Determine the dimension of each $U_i$.
We know each minimal polynomial is irreducible but they are not distinct from each other.  What does this tell us about each $S$-cyclic subspace for vector $\mathbf{u}_i$?
 A: Here is a summary of the answer to this perfectly standard exercise.
Feel free to ask more questions.
 Fundamental fact  Let $C$ be a cyclic subspace, and let
$P$ be the minimal polynomial of $S$ on $C$. Then the dimensionality
of $C$ is exactly the degree of $P$.
Indeed, if we denote this degree by $d$ and if the cylic subspace
$C$ is generated by a vector $u$, then $(u,Su,S^2u, \ldots ,S^{d-1}u)$
is a basis of $C$.
So if you denote by $P_i$ the minimal polynomial of $S$ on $[S,u_i]$, then the dimensionality of $[S,u_i]$ is the degree of $P_i$.
Next, for each $i$ we have $U_i=(U_i\cap[S,\mathbf{u}_1]) \oplus 
(U_i\cap[S,\mathbf{u}_2]) \oplus\cdots\oplus (U_i\cap[S,\mathbf{u}_6])$ and for each $j$
$(U_i\cap[S,\mathbf{u}_j])$ is again a cyclic subspace, so you can use the fundamental fact above again.

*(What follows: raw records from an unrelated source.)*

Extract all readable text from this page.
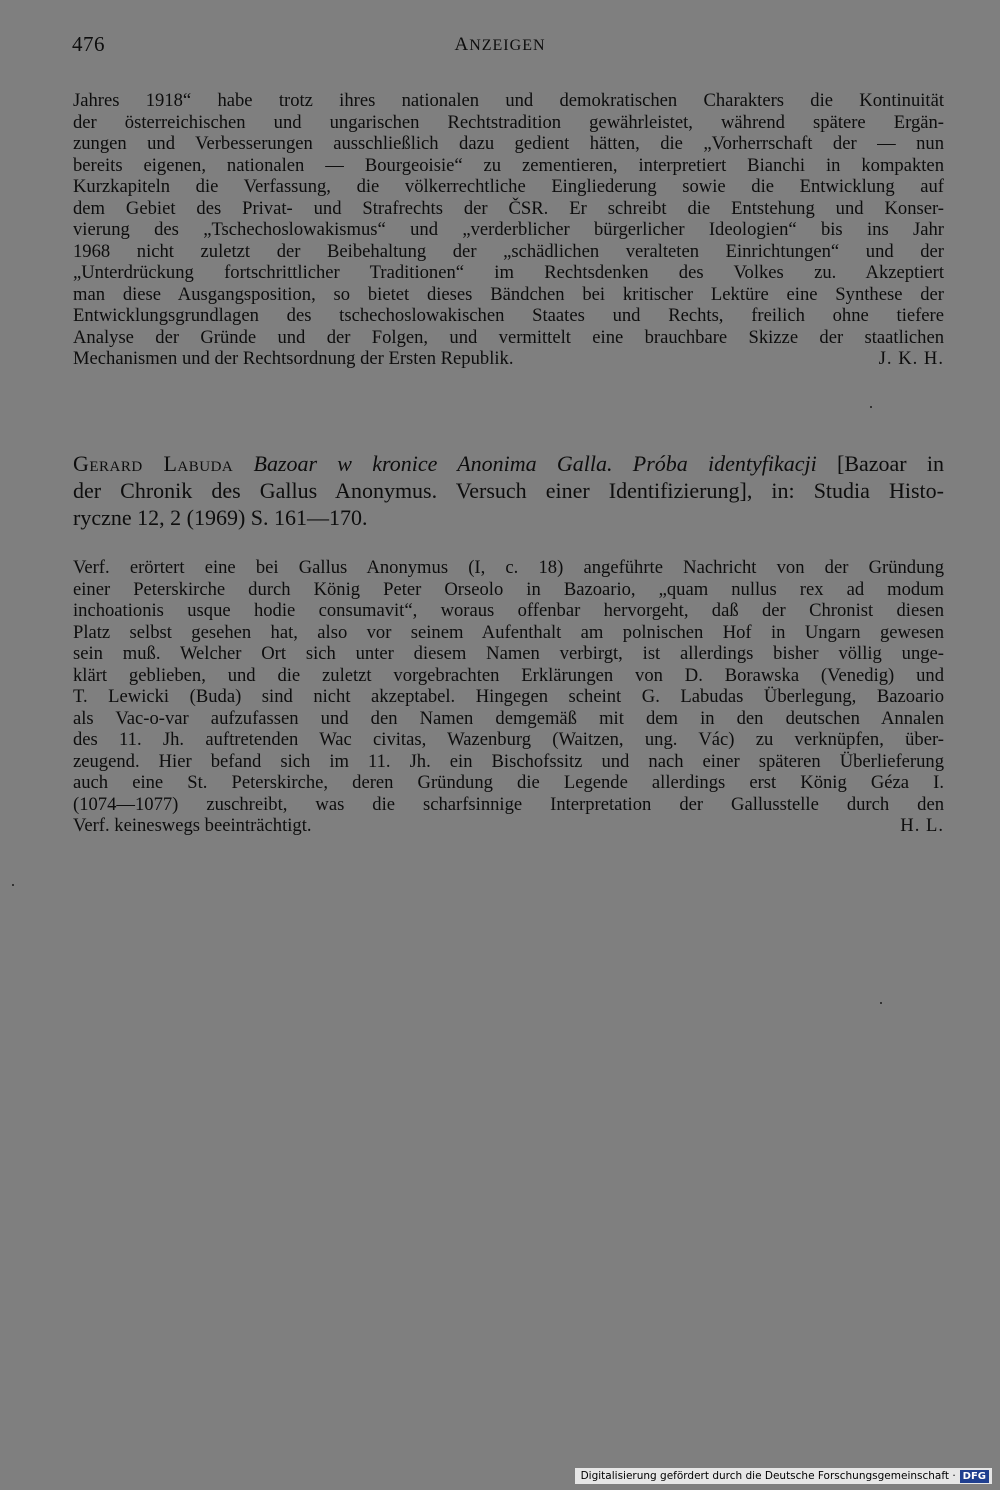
476	ANZEIGEN
Jahres 1918“ habe trotz ihres nationalen und demokratischen Charakters die Kontinuität
der österreichischen und ungarischen Rechtstradition gewährleistet, während spätere Ergän-
zungen und Verbesserungen ausschließlich dazu gedient hätten, die „Vorherrschaft der — nun
bereits eigenen, nationalen — Bourgeoisie“ zu zementieren, interpretiert Bianchi in kompakten
Kurzkapiteln die Verfassung, die völkerrechtliche Eingliederung sowie die Entwicklung auf
dem Gebiet des Privat- und Strafrechts der ČSR. Er schreibt die Entstehung und Konser-
vierung des „Tschechoslowakismus“ und „verderblicher bürgerlicher Ideologien“ bis ins Jahr
1968 nicht zuletzt der Beibehaltung der „schädlichen veralteten Einrichtungen“ und der
„Unterdrückung fortschrittlicher Traditionen“ im Rechtsdenken des Volkes zu. Akzeptiert
man diese Ausgangsposition, so bietet dieses Bändchen bei kritischer Lektüre eine Synthese der
Entwicklungsgrundlagen des tschechoslowakischen Staates und Rechts, freilich ohne tiefere
Analyse der Gründe und der Folgen, und vermittelt eine brauchbare Skizze der staatlichen
Mechanismen und der Rechtsordnung der Ersten Republik.	J. K. H.
Gerard Labuda Bazoar w kronice Anonima Galla. Próba identyfikacji [Bazoar in
der Chronik des Gallus Anonymus. Versuch einer Identifizierung], in: Studia Histo-
ryczne 12, 2 (1969) S. 161—170.
Verf. erörtert eine bei Gallus Anonymus (I, c. 18) angeführte Nachricht von der Gründung
einer Peterskirche durch König Peter Orseolo in Bazoario, „quam nullus rex ad modum
inchoationis usque hodie consumavit“, woraus offenbar hervorgeht, daß der Chronist diesen
Platz selbst gesehen hat, also vor seinem Aufenthalt am polnischen Hof in Ungarn gewesen
sein muß. Welcher Ort sich unter diesem Namen verbirgt, ist allerdings bisher völlig unge-
klärt geblieben, und die zuletzt vorgebrachten Erklärungen von D. Borawska (Venedig) und
T. Lewicki (Buda) sind nicht akzeptabel. Hingegen scheint G. Labudas Überlegung, Bazoario
als Vac-o-var aufzufassen und den Namen demgemäß mit dem in den deutschen Annalen
des 11. Jh. auftretenden Wac civitas, Wazenburg (Waitzen, ung. Vác) zu verknüpfen, über-
zeugend. Hier befand sich im 11. Jh. ein Bischofssitz und nach einer späteren Überlieferung
auch eine St. Peterskirche, deren Gründung die Legende allerdings erst König Géza I.
(1074—1077) zuschreibt, was die scharfsinnige Interpretation der Gallusstelle durch den
Verf. keineswegs beeinträchtigt.	H. L.
Digitalisierung gefördert durch die Deutsche Forschungsgemeinschaft · DFG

Finally :
$$
\begin{array}{lccl}
{\sf dim}(U_0) &=& 0+0+0+0+0+0 &=& 0 \\
{\sf dim}(U_1) &=& 2+2+2+2+2+2 &=& 12 \\
{\sf dim}(U_2) &=& 4+4+4+4+4+2 &=& 22 \\
{\sf dim}(U_3) &=& 6+6+6+4+4+2 &=& 28 \\
{\sf dim}(U_4) &=& 8+8+8+4+4+2 &=& 34 \\
{\sf dim}(U_5) &=& 10+10+8+4+4+2 &=& 38 \\
{\sf dim}(U_6) &=& 10+10+8+4+4+2 &=& 38 \\
\end{array}
$$
 UPDATE : Explanation on my second claim 
Let $V_j=U_i \cap [S,u_j] $. Let us show that $U_i =\oplus_{j} V_j$.
First, as $V_j \subseteq [S,u_j]$ we see that the sum $\sum_{j} V_j$ is direct,
and as $V_j \subseteq U_i$ we see that the sum is contained in $U_i$.
Conversely, let $w\in U_i$. Because of  $U=[S,\mathbf{u}_1] \oplus [S,\mathbf{u}_2] \oplus\cdots\oplus [S,\mathbf{u}_6]$, there are polynomials $Q_1,Q_2, \ldots ,Q_6$ such that
$$
w=\sum_{j=1}^6 w_j, \ \text{with} \ w_j=Q_j(S)u_j \in [S,u_j]
$$
Then
$$
O=(I+S^2)^i w= \sum_{j=1}^6 ((I+S^2)^i)w_j
$$
Note that in the sum above, the summand number $j$ is in $[S,u_j]$. By the direct sum property, each of those summands must be zero. In other words, $w_j \in V_j$ as wished.